Use these FSA's as the basis of a Perl program that puts tags around
dates and times in text. This program should use regular expressions
extensively. Remember that any FSA can be equivalently expressed by a
regular expression, so you should develop your FSAs first and then convert
them into regular expressions. The Perl regular expression will take care
of a lot of the work in this assignment, if you allow it to do so!
Time expressions should be marked by [time] and [/time], and
date expressions by [date] and [/date]. For example,
INPUT:
I was born at midnight on March 15. My sister will arrive at 4:00 am on
Monday, June 30. I can't remember if my father was born in April 1943
or 1944. Where were you at 1 o'clock on 11/21/00?
OUTPUT:
I was born at [time] midnight [/time] on [date] March 15 [/date] . My
sister will arrive at [time] 4:00 am [/time] on [date] Monday, June 30
[/date] . I can't remember if my father was born in [date] April 1943
[/date] or [date] 1944 [/date] . Where were you at [time] 1 o'clock
[/time] on [date] 11/21/00 [/date] ?
Your program will be demoed on text from the Wall Street Journal similar
to this. Please turn in your FSA diagrams
in the lab.

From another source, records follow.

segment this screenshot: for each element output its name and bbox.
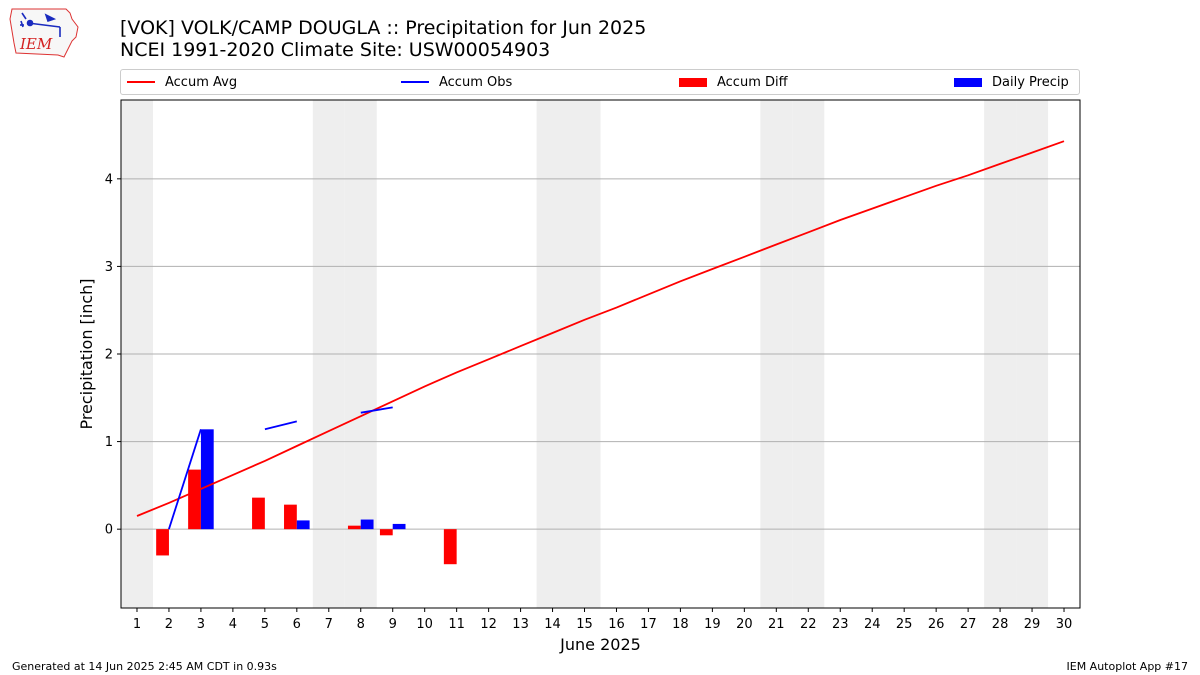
daily-precip-bar bbox=[296, 520, 310, 530]
x-tick-label: 5 bbox=[261, 617, 269, 632]
app-credit: IEM Autoplot App #17 bbox=[1066, 660, 1189, 673]
x-tick-label: 19 bbox=[704, 617, 721, 632]
y-tick-label: 1 bbox=[105, 435, 113, 450]
legend-item-daily-precip: Daily Precip bbox=[954, 70, 1069, 94]
accum-obs-line bbox=[264, 420, 298, 431]
legend-swatch bbox=[127, 81, 155, 83]
x-tick-label: 18 bbox=[672, 617, 689, 632]
legend-item-accum-avg: Accum Avg bbox=[127, 70, 237, 94]
x-tick-label: 24 bbox=[864, 617, 881, 632]
y-tick-label: 2 bbox=[105, 348, 113, 363]
x-tick-label: 3 bbox=[197, 617, 205, 632]
iowa-state-outline-icon bbox=[9, 8, 79, 58]
x-tick-label: 15 bbox=[576, 617, 593, 632]
legend-item-accum-obs: Accum Obs bbox=[401, 70, 512, 94]
logo-text: IEM bbox=[19, 35, 53, 53]
legend-label: Accum Obs bbox=[439, 74, 513, 90]
x-tick-label: 30 bbox=[1056, 617, 1073, 632]
x-tick-label: 12 bbox=[480, 617, 497, 632]
chart-legend: Accum Avg Accum Obs Accum Diff Daily Pre… bbox=[120, 69, 1080, 95]
x-tick-label: 11 bbox=[448, 617, 465, 632]
y-axis-label: Precipitation [inch] bbox=[77, 278, 96, 429]
accum-diff-bar bbox=[252, 497, 265, 530]
daily-precip-bar bbox=[360, 519, 374, 530]
legend-label: Accum Diff bbox=[717, 74, 788, 90]
accum-diff-bar bbox=[156, 529, 169, 556]
legend-item-accum-diff: Accum Diff bbox=[679, 70, 788, 94]
legend-label: Daily Precip bbox=[992, 74, 1069, 90]
legend-swatch bbox=[954, 77, 982, 87]
chart-subtitle: NCEI 1991-2020 Climate Site: USW00054903 bbox=[120, 39, 551, 61]
x-tick-label: 9 bbox=[389, 617, 397, 632]
x-axis-label: June 2025 bbox=[559, 635, 641, 654]
x-tick-label: 26 bbox=[928, 617, 945, 632]
accum-diff-bar bbox=[347, 525, 361, 530]
iem-logo: IEM bbox=[9, 8, 79, 58]
plot-frame bbox=[120, 99, 1081, 609]
weather-instruments-icon bbox=[20, 12, 61, 37]
accum-diff-bar bbox=[188, 469, 201, 530]
accum-avg-line bbox=[136, 140, 1065, 517]
daily-precip-bar bbox=[392, 523, 406, 530]
x-tick-label: 10 bbox=[416, 617, 433, 632]
x-tick-label: 1 bbox=[133, 617, 141, 632]
accum-obs-line bbox=[168, 429, 202, 530]
x-tick-label: 29 bbox=[1024, 617, 1041, 632]
y-tick-label: 3 bbox=[105, 260, 113, 275]
x-tick-label: 20 bbox=[736, 617, 753, 632]
accum-obs-line bbox=[360, 406, 393, 414]
legend-swatch bbox=[679, 77, 707, 87]
x-tick-label: 13 bbox=[512, 617, 529, 632]
x-tick-label: 6 bbox=[293, 617, 301, 632]
generated-timestamp: Generated at 14 Jun 2025 2:45 AM CDT in … bbox=[12, 660, 277, 673]
x-tick-label: 27 bbox=[960, 617, 977, 632]
x-tick-label: 22 bbox=[800, 617, 817, 632]
x-tick-label: 21 bbox=[768, 617, 785, 632]
legend-label: Accum Avg bbox=[165, 74, 238, 90]
chart-title: [VOK] VOLK/CAMP DOUGLA :: Precipitation … bbox=[120, 17, 647, 39]
x-tick-label: 23 bbox=[832, 617, 849, 632]
x-tick-label: 28 bbox=[992, 617, 1009, 632]
daily-precip-bar bbox=[200, 429, 214, 530]
y-tick-label: 0 bbox=[105, 523, 113, 538]
accum-diff-bar bbox=[443, 529, 457, 565]
x-tick-label: 2 bbox=[165, 617, 173, 632]
x-tick-label: 17 bbox=[640, 617, 657, 632]
x-tick-label: 16 bbox=[608, 617, 625, 632]
x-tick-label: 14 bbox=[544, 617, 561, 632]
accum-diff-bar bbox=[284, 504, 297, 530]
x-tick-label: 7 bbox=[325, 617, 333, 632]
x-tick-label: 25 bbox=[896, 617, 913, 632]
x-tick-label: 4 bbox=[229, 617, 237, 632]
y-tick-label: 4 bbox=[105, 172, 113, 187]
x-tick-label: 8 bbox=[357, 617, 365, 632]
legend-swatch bbox=[401, 81, 429, 83]
accum-diff-bar bbox=[379, 529, 393, 536]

You may do this in pencil and paper, but it should be legible.
Make sure that all edges are labeled.
Policies (from syllabus)
All programming assignments and your project will be demonstrated during
designated lab sessions. You should also submit an electronic copy of
your source code to the TA prior to the designated demo session. (His
email address is patw0006@d.umn.edu.) There is no other way to submit
your programming assignments or project. Failure to submit AND demo on
time will result in a zero.
Any code you submit should be commented. I must be able to understand
what your code does simply by reading the comments. This understanding
should extend down to the details of your code. So do not simply
describe the input and output, also include comments that describe
your particular algorithm and coding techniques. Failure to comment
to this degree will result in a zero.
All assignments and the project are to be done individually. You are
required to write your own code. Unless otherwise specified, you must
only turn in code that you personally wrote. The only possible exception
to this is if I tell you to use a module that is available in a book
or online archive. However, I will clearly indicate when this is
permissible. Violations of this policy will result in severe grading
penalties and/or failure in the class.